The business services segment currently employs about 65,000 employees and generates over 1.5% of the Czech GDP. A total of 34% of all employees are foreigners at present. According to the ABSL Association, which associates companies active in this segment, these are mainly experts with a high level of technical and language skills. Recruitment of international talents is not simple however, which is why the Czech government should collaborate more closely with representatives of the corporate services segment on improving the process. This would then provide the opportunity for a much greater volume of foreign investments in the Czech Republic.

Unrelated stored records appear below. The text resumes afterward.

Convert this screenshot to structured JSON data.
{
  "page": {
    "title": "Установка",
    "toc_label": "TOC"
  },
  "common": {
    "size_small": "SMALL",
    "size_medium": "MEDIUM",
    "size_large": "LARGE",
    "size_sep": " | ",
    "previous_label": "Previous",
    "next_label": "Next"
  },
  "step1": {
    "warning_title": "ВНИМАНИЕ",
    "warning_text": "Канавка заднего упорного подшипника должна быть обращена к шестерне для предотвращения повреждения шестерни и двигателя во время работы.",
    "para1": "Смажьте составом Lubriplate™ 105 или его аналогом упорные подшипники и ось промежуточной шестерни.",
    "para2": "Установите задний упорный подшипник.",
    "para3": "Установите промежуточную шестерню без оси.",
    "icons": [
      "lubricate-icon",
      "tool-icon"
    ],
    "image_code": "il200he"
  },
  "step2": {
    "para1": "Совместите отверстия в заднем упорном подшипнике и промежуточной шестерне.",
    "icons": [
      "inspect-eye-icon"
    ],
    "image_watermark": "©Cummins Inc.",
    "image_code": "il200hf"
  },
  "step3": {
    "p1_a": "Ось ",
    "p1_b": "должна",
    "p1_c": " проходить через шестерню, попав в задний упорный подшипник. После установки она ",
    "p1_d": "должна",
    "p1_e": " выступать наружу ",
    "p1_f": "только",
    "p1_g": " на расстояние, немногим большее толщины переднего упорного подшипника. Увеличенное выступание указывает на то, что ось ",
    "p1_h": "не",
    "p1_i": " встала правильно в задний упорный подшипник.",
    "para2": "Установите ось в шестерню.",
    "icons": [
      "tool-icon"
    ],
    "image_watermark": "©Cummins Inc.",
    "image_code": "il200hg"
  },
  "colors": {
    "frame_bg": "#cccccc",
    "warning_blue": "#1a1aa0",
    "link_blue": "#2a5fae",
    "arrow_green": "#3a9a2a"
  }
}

“We have several suggestions on improving the whole process,” says Jonathon Appleton, Director of the ABSL Association. “Most importantly, we would welcome faster registration with the Ministry of the Interior after candidates arrive in the Czech Republic and restriction of the 30-day rule, after which a job is open to recruitment of foreigners. Naturally in cases when it is clear that there is a zero or very limited possibility of recruiting Czech candidates.“ Simplification of the requirement of confirmation of accommodation and acceptance of temporary solutions, such as hotels, is also important, because it is very complicated for candidates and employers to arrange a long-term lease at the very beginning of the process. According to the ABSL, officials speaking foreign languages should also be employed in all relevant government institutions, such as the Tax Office or the Alien Police, so that they are capable of providing support to foreign employees. “We would also like to initiate, development and financing of centres for foreigners, which help foreign employees settle and start working productively in our key cities,“ Jonathan Appleton concluded his list.
As well as simplification of the process of recruiting foreigners, companies active in the corporate services centre would also welcome support of flexible employment and closer collaboration with towns and authorities in relation to provision of pre-school services and childcare.